Purpose: To investigate whether dexmedetomidine infusion could reduce opioid consumption and opioid-related side effects after uterine artery embolization (UAE).
Materials And Methods: Fifty patients undergoing UAE for symptomatic leiomyomas or adenomyosis were randomized into two groups. In 25 patients, dexmedetomidine infusion was started at 0.2 μg/kg/h at 30 minutes before the procedure, followed by 0.4 μg/kg/h for 6 hours after the procedure. In another 25 patients (control group), volume-matched normal saline solution was administered. Both groups received fentanyl-based intravenous patient-controlled analgesia (PCA; fentanyl 10 μg/h with a bolus dose of 20 μg) during the 24 hours after the procedure. Nonspherical polyvinyl alcohol particles were used. Pain scores, fentanyl consumption, need for additional analgesics, and side effects were assessed for 24 hours after UAE.

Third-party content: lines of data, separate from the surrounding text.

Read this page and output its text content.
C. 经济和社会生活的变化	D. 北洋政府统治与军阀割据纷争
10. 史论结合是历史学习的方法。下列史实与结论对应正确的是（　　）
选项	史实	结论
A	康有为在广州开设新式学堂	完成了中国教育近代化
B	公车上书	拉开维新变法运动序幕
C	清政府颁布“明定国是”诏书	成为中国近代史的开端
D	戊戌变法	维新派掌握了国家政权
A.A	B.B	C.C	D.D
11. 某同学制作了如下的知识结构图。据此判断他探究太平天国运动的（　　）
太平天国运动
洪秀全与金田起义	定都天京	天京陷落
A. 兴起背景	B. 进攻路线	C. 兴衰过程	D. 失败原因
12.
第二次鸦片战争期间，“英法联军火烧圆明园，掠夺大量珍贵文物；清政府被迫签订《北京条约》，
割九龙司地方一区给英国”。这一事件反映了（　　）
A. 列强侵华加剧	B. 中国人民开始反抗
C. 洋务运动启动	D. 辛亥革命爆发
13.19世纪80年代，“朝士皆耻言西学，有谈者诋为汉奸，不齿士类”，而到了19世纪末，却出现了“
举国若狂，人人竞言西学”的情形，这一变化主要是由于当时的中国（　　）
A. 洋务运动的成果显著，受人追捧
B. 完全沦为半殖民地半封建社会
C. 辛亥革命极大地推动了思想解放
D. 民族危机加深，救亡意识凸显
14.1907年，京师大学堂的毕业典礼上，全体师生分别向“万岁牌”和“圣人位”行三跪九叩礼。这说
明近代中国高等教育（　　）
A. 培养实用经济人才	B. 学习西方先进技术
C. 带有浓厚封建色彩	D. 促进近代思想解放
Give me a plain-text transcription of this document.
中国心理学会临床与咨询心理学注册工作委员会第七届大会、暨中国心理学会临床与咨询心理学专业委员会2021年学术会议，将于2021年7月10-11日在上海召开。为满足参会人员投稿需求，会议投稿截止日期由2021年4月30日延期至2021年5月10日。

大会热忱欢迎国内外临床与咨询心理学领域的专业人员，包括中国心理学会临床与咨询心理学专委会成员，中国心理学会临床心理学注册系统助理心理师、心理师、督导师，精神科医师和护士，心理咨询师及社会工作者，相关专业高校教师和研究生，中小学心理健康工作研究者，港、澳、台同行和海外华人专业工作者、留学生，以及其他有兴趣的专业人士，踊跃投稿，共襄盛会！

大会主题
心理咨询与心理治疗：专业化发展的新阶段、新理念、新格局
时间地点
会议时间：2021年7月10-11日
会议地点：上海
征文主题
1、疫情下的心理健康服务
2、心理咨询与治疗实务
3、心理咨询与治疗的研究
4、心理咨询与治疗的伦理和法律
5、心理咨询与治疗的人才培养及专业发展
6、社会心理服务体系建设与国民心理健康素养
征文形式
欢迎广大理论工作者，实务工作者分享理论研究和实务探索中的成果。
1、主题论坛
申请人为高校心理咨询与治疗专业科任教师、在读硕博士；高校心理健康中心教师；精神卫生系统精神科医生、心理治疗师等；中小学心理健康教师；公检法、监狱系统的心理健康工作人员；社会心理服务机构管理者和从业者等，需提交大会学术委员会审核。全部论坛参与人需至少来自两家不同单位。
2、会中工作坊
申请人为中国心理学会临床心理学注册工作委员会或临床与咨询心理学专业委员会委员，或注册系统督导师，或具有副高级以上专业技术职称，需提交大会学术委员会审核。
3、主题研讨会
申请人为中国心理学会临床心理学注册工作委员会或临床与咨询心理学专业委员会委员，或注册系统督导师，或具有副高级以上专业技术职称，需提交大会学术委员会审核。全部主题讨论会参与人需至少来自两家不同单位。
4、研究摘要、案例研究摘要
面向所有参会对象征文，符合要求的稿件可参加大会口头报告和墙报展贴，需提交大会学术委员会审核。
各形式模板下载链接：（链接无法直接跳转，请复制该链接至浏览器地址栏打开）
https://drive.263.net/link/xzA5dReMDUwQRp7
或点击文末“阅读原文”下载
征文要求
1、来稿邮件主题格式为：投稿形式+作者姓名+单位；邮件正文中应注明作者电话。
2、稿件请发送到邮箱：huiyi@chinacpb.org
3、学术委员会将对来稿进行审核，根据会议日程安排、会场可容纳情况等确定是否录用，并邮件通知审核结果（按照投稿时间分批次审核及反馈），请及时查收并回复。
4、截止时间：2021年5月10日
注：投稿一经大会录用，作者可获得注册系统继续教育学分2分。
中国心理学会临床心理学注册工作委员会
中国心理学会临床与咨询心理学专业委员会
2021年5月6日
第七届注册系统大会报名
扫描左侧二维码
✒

Results: Compared with the control group, patients in the dexmedetomidine group required 28% less PCA fentanyl during the 24 hours after UAE (P = .006). Numeric rating scale scores for pain (5.0±2.4 vs 7.0±2.2; P = .026) and the need for additional analgesics (two of 25 vs 17 of 25; P<.001) were lower in the dexmedetomidine group than in the control group during the first 1 hour after UAE. The incidence and severity of nausea and vomiting during the 24 hours after UAE were lower in the dexmedetomidine group than in the control group (P < .05).
Conclusions: The addition of dexmedetomidine infusion to fentanyl PCA provides better analgesia, fentanyl-sparing effect, and less nausea and vomiting, without significant hemodynamic instability.